Today the Bureau of Labor Statistics released their annual report on union density in the United States. Microcosmically, the numbers remain relatively unchanged, showing a slight dip from 12.4 percent last year to 12.3 percent this year, presumably as a result of general recession-related job losses. (Private sector unionization rates slipped from 7.6 to 7.2.) Macrocosmically, the numbers say the thing they’ve been saying for decades: America’s labor movement is hurting. Badly. And I doubt that the Employee Free Choice Act or anything short of a miracle will return its formal glory.
Secretary of Labor Hilda Solis, one of Obama’s strongest departmental picks, issued a statement responding to the numbers:
The data also show the median usual weekly earnings of full-time wage and salary union members were $908 per week, compared to $710 for workers not represented by unions. Union members earn 28 percent more than their non-union counterparts.
When coupled with data showing that union members have access to better health care, retirement and leave benefits, these numbers make it clear that union jobs are good jobs.
As workers across the country have seen their real and nominal wages decline as a result of the recession, these numbers show a need for Congress to pass legislation to level the playing field to enable more American workers to access the benefits of union membership. This report makes clear why the administration supports the Employee Free Choice Act.
Talking up unions. Check. Hat tip to EFCA. Check. Not a news release we would have seen out of the Bush incarnation of the Labor Department (DoL).
But besides a newly worthwhile DoL, unions don’t have much to smile about. 7.2 percent private sector unionization rate is abysmally low. Organizing new workers on a mass scale is practically impossible in today socio-political climate, an issue that EFCA is meant to address. (For an excellent analysis of the rationale behind the bill, check out TA Frank’s year old Washington Monthly article.)
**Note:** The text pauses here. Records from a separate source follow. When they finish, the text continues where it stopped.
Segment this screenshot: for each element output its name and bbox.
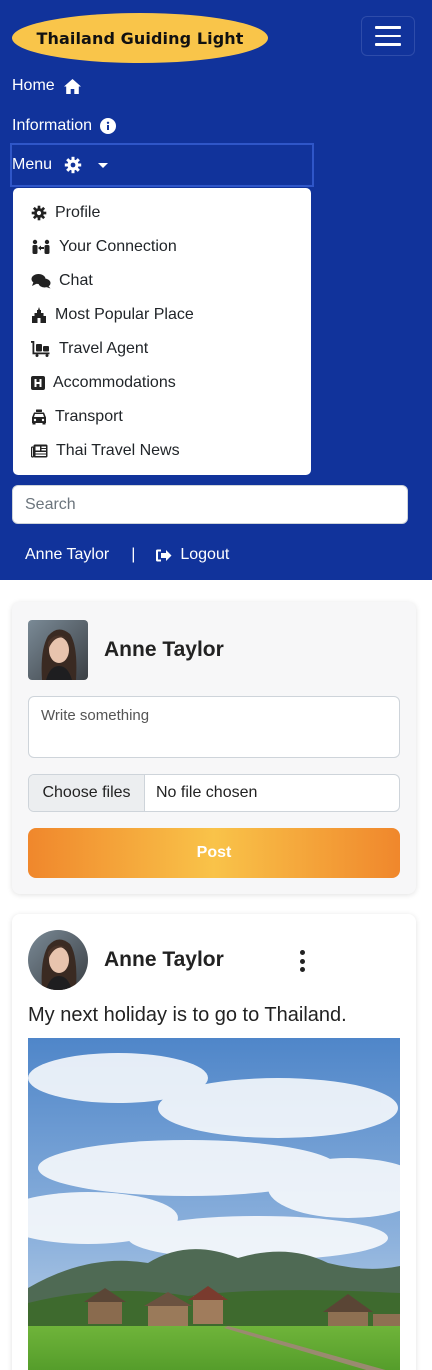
file-status-text: No file chosen <box>156 784 258 801</box>
post-image <box>28 1038 400 1370</box>
post-composer-card: Anne Taylor Choose files No file chosen … <box>12 602 416 894</box>
info-circle-icon <box>100 118 117 134</box>
logout-label: Logout <box>180 546 230 563</box>
navbar-toggler-button[interactable] <box>361 16 415 56</box>
user-bar: Anne Taylor | Logout <box>25 544 229 566</box>
navbar: Thailand Guiding Light Home Information … <box>0 0 432 580</box>
nav-home-label: Home <box>12 77 55 94</box>
dropdown-item-label: Chat <box>59 272 93 289</box>
dropdown-item-chat[interactable]: Chat <box>13 264 311 298</box>
menu-dropdown: Profile Your Connection Chat Most Popula… <box>13 188 311 475</box>
dropdown-item-label: Accommodations <box>53 374 176 391</box>
nav-menu-label: Menu <box>12 156 53 173</box>
nav-menu-dropdown-toggle[interactable]: Menu <box>10 143 314 187</box>
nav-home-link[interactable]: Home <box>12 75 82 97</box>
search-input[interactable] <box>12 485 408 524</box>
dropdown-item-label: Transport <box>55 408 123 425</box>
newspaper-icon <box>31 444 48 458</box>
luggage-cart-icon <box>31 341 50 357</box>
post-text-input[interactable] <box>28 696 400 758</box>
user-avatar <box>28 620 88 680</box>
home-icon <box>63 78 81 94</box>
dropdown-item-transport[interactable]: Transport <box>13 400 311 434</box>
post-author-name[interactable]: Anne Taylor <box>104 948 224 972</box>
post-button[interactable]: Post <box>28 828 400 878</box>
dropdown-item-label: Thai Travel News <box>56 442 180 459</box>
taxi-icon <box>32 409 46 425</box>
brand-logo[interactable]: Thailand Guiding Light <box>12 13 268 63</box>
logout-icon <box>156 549 172 561</box>
dropdown-item-thai-travel-news[interactable]: Thai Travel News <box>13 434 311 468</box>
hamburger-icon-bar <box>375 43 401 46</box>
dropdown-item-accommodations[interactable]: Accommodations <box>13 366 311 400</box>
dropdown-item-travel-agent[interactable]: Travel Agent <box>13 332 311 366</box>
more-options-icon[interactable] <box>296 950 308 972</box>
logout-link[interactable]: Logout <box>155 546 229 564</box>
choose-files-button[interactable]: Choose files <box>29 775 145 811</box>
nav-information-link[interactable]: Information <box>12 115 117 137</box>
dropdown-item-profile[interactable]: Profile <box>13 196 311 230</box>
dropdown-item-your-connection[interactable]: Your Connection <box>13 230 311 264</box>
user-bar-separator: | <box>131 546 136 563</box>
gear-icon <box>31 205 47 221</box>
post-author-avatar[interactable] <box>28 930 88 990</box>
hamburger-icon-bar <box>375 26 401 29</box>
comments-icon <box>31 274 51 289</box>
dropdown-item-label: Most Popular Place <box>55 306 194 323</box>
hotel-icon <box>31 376 45 390</box>
post-card: Anne Taylor My next holiday is to go to … <box>12 914 416 1370</box>
nav-information-label: Information <box>12 117 93 134</box>
people-arrows-icon <box>32 239 50 254</box>
post-text: My next holiday is to go to Thailand. <box>28 1004 347 1026</box>
composer-user-name: Anne Taylor <box>104 638 224 661</box>
place-icon <box>32 307 46 323</box>
file-input[interactable]: Choose files No file chosen <box>28 774 400 812</box>
caret-down-icon <box>98 162 109 168</box>
hamburger-icon-bar <box>375 34 401 38</box>
current-user-link[interactable]: Anne Taylor <box>25 546 109 564</box>
dropdown-item-label: Travel Agent <box>59 340 149 357</box>
dropdown-item-label: Profile <box>55 204 101 221</box>
dropdown-item-most-popular-place[interactable]: Most Popular Place <box>13 298 311 332</box>
gear-icon <box>64 156 82 174</box>
dropdown-item-label: Your Connection <box>59 238 177 255</box>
But EFCA? In my semi-professional; opinion: so dead. I didn’t have confidence in it passing before the Coakley disaster, and now with Congressional Democrats fleeing in terror from corporate-friendly healthcare reform, I don’t see much hope. And with the closing of that window of opportunity, future attempts at labor law reform have likely been stymied as well. With every Democratic administration, Congress usually gets one opportunity to reform our nation’s broken labor laws. Attempts were made about every twelve to fifteen years, under Johnson, Carter, and Clinton. Each and every time they were defeated in the Senate. If EFCA is dead, Democrats will get a chance again in another twelve to fifteen years. At which point the private sector unionization rate will be…what? 5 percent, three percent? Less? There isn’t too much political leverage in those numbers.

Unfortunately, what the Democrats are succeeding at is keeping the public sector heavily unionized. That not only contributes, via a lack of incentives, to the poor performance of government workers. But it also creates a cozy relationship between the government workers and the politician employers. Instead of squeezing wages and outsourcing overseas to get as much work for as little money as possible, they have become politicial clients to be rewarded with ever higher numbers, pay, benefits, job security, and pensions.
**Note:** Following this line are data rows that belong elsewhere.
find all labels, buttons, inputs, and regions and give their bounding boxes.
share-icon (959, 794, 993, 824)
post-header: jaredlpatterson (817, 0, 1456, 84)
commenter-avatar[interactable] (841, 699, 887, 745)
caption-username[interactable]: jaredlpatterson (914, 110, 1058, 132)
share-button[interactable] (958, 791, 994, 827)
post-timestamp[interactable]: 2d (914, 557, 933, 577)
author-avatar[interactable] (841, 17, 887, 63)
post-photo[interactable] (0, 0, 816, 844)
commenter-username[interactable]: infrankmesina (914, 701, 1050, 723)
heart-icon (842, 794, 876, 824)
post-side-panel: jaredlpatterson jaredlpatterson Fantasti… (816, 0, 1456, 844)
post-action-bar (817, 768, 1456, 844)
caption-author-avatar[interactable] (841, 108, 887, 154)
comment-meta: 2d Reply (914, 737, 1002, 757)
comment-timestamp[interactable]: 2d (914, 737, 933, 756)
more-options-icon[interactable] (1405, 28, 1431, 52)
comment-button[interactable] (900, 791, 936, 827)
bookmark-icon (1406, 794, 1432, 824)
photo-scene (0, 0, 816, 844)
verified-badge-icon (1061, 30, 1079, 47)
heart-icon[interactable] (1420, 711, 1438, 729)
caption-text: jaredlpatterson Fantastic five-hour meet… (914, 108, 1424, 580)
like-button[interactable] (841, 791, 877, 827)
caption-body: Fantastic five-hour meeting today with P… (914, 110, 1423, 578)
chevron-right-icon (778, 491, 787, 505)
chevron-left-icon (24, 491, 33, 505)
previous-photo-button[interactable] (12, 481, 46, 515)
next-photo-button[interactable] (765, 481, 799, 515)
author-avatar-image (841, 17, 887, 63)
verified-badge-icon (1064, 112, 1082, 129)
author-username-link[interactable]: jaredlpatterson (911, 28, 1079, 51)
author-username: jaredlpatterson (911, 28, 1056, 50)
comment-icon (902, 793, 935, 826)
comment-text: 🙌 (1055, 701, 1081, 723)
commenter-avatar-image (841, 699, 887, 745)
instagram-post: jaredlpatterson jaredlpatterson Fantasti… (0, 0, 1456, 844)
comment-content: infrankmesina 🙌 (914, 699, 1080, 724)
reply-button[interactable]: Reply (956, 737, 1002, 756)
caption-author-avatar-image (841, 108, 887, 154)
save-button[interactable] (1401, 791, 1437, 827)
http://www.youtube.com/watch?v=Swvf3w6hc…
Public sector unions: extra pay, job security, work rules and pensions unrelated to performance…paid for by the rest of us (poor people pay taxes too). I’d rather focus on building the state’s economy as a whole rather than carving off a fraction of it for the permanently-employed class.
Jake, when are you going to call Liz at the Guild and organize the Stranger?
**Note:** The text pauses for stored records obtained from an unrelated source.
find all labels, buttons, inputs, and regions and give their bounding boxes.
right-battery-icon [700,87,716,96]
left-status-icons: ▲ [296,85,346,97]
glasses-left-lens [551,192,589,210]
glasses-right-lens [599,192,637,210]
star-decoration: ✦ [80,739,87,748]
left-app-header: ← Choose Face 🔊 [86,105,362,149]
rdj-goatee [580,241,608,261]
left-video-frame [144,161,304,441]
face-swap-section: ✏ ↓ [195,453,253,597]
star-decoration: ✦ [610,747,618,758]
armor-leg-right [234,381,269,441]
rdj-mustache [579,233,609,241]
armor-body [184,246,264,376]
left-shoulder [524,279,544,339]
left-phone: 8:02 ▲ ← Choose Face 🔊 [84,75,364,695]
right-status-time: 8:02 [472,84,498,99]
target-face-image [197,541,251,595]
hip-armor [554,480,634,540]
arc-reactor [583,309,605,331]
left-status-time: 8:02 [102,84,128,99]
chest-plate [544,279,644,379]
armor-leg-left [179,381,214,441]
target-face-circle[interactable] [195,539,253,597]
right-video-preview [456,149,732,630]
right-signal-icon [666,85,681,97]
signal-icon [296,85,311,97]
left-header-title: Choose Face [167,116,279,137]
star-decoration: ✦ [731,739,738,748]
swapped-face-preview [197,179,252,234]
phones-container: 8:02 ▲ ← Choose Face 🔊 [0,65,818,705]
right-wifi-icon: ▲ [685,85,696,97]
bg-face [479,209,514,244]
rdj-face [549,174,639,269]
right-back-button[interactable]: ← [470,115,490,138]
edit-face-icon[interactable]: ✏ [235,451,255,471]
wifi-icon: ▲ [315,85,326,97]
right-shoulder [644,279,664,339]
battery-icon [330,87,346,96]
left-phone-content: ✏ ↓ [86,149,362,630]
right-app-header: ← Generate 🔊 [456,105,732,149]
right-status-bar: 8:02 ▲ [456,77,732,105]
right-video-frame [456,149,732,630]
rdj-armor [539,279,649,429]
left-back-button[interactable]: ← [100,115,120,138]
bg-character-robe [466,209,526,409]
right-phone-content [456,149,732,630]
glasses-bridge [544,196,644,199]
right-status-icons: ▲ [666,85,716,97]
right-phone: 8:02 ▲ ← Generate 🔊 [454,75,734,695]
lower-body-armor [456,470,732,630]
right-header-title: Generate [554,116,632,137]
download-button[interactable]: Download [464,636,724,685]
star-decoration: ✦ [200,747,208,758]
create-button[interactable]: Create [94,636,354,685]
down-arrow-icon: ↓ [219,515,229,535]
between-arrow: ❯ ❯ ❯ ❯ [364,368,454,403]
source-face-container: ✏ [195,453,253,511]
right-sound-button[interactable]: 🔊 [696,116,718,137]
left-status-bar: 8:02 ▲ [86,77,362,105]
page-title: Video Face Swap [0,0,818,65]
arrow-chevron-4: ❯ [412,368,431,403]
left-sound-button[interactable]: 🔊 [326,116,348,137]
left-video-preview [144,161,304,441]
Labor is screwed. It’s because the rank and file is not activated like it once was and the locals are too big and too corrupt to encourage dissent and/or healthy dialogue.
That and society encourages blind and blatant individualism so the solidarity that grew the labor movement is long gone and near impossible to reattain. Workers have been segregated by pay, title and postition for so long that the bureaucracy won’t allow someone getting paid 18 bucks an hour get along with someone getting paid 18.5 bucks an hour with the title ‘lead’. Pathetic.
We’re all scabs now and the EFCA won’t help even if it were passed.